Library

Library Jokes

I told my brother If he wanted to have a Wonderful first day of school then he should put cook book in the women’s sports section at the school library.

A buddy and I checked out some books from a local library, when we returned them he said “your sister works the returns right” I told him “yes she does and she will be here in about five minutes”. He said “ why don’t we put a cook book in the women’s sports section” I told him “I love it” so I picked out a Reese Witherspoon book.

I asked the librarian if the library had any books on paranoia. She whispered, "They're right behind you.

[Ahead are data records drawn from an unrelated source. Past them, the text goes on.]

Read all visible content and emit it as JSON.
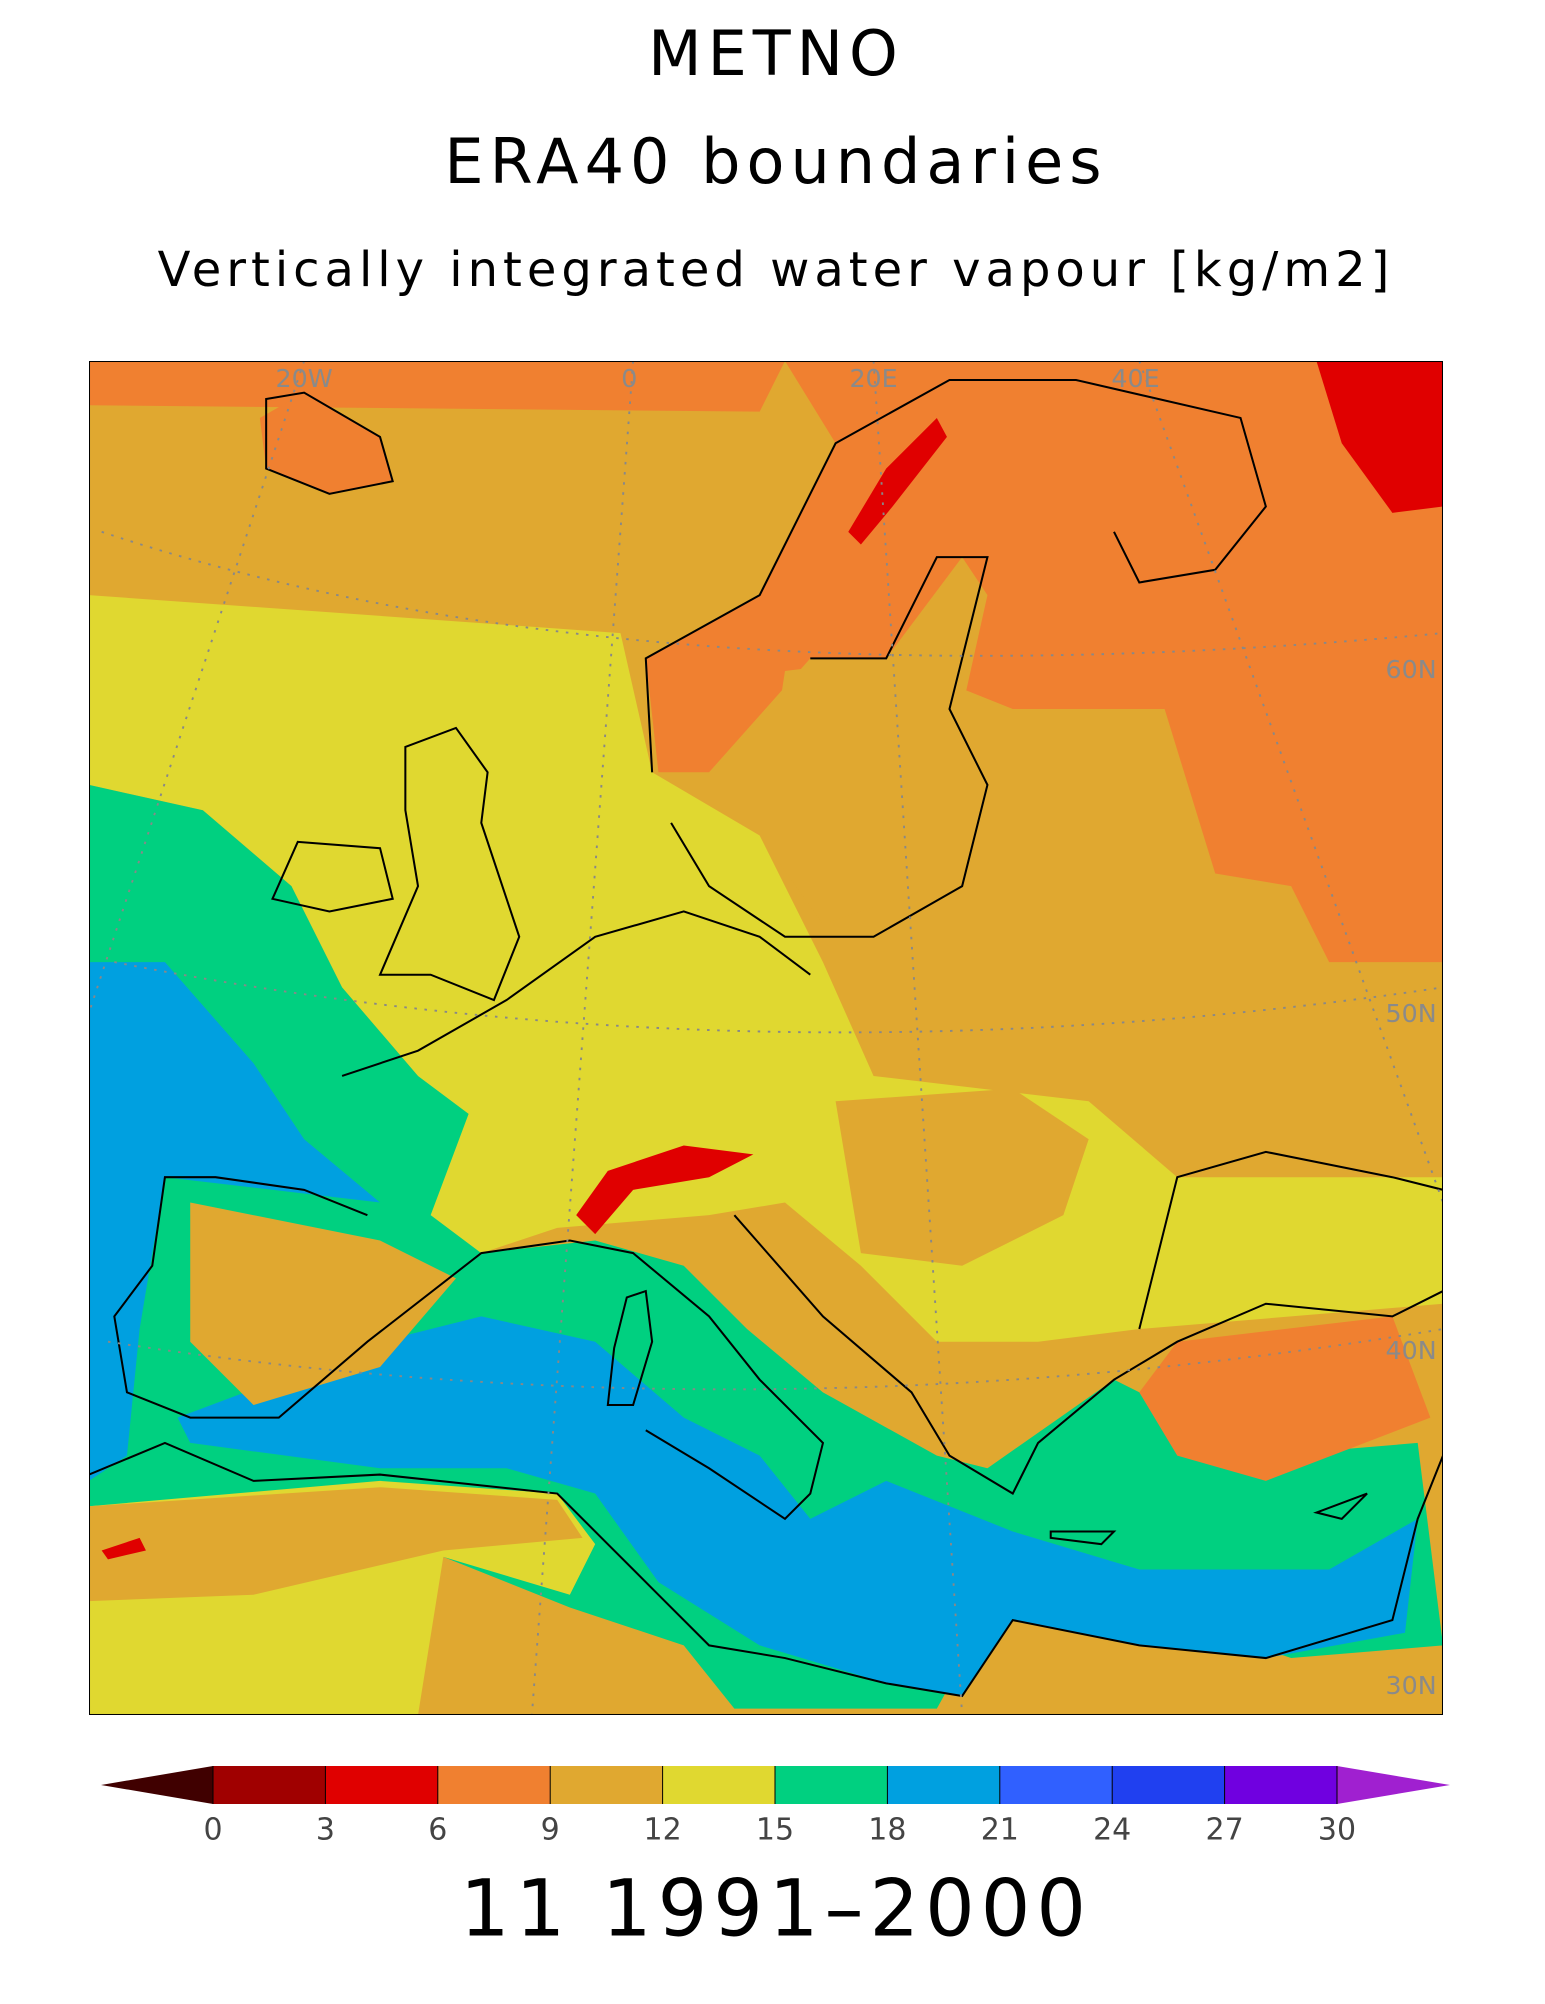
{
  "title": "METNO",
  "subtitle": "ERA40 boundaries",
  "variable": "Vertically integrated water vapour [kg/m2]",
  "map": {
    "lon_labels": [
      "20W",
      "0",
      "20E",
      "40E"
    ],
    "lat_labels": [
      "60N",
      "50N",
      "40N",
      "30N"
    ]
  },
  "colorbar": {
    "levels": [
      0,
      3,
      6,
      9,
      12,
      15,
      18,
      21,
      24,
      27,
      30
    ],
    "colors": [
      "#a00000",
      "#e00000",
      "#f08030",
      "#e0a830",
      "#e0d830",
      "#00d080",
      "#00a0e0",
      "#3060ff",
      "#2040f0",
      "#7000e0"
    ],
    "under_color": "#400000",
    "over_color": "#a020d0"
  },
  "footer": "11 1991–2000"
}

I went to a library and I started to make fun of a disabled guy he started crying and I said stand up for you self

Why is it that the Libertarian Party never had a formal president of the united states that ran as a Libertarian that had a presidential library? Because the Libertarian Party is the party of principle, the Libertarian Party was founded in 1971 and the Libertarian Party has not won a presidential election since 1972, because the Libertarian Party doesn't believe in using force to achieved political and social goals

👏 👍👍 👌 👌 👏 🙌 💪💪😁

I got a job at a library,i got fired after 15 minutes,they told me it was because I put women's right in fiction section

Got a job at the library yesterday... It lasted fifteen minutes... Turns out books about women's rights don't belong in the fiction section

are you spanish cuz i will say hola do u go to biblioteca also spanish you will never guess the biblioteca word find it i dare you

Whats the difference between an orphan and a second hand book?

The second hand book was loved once..

why are people mad at me? all i did was the truth, and put the bible in the fiction section of the library.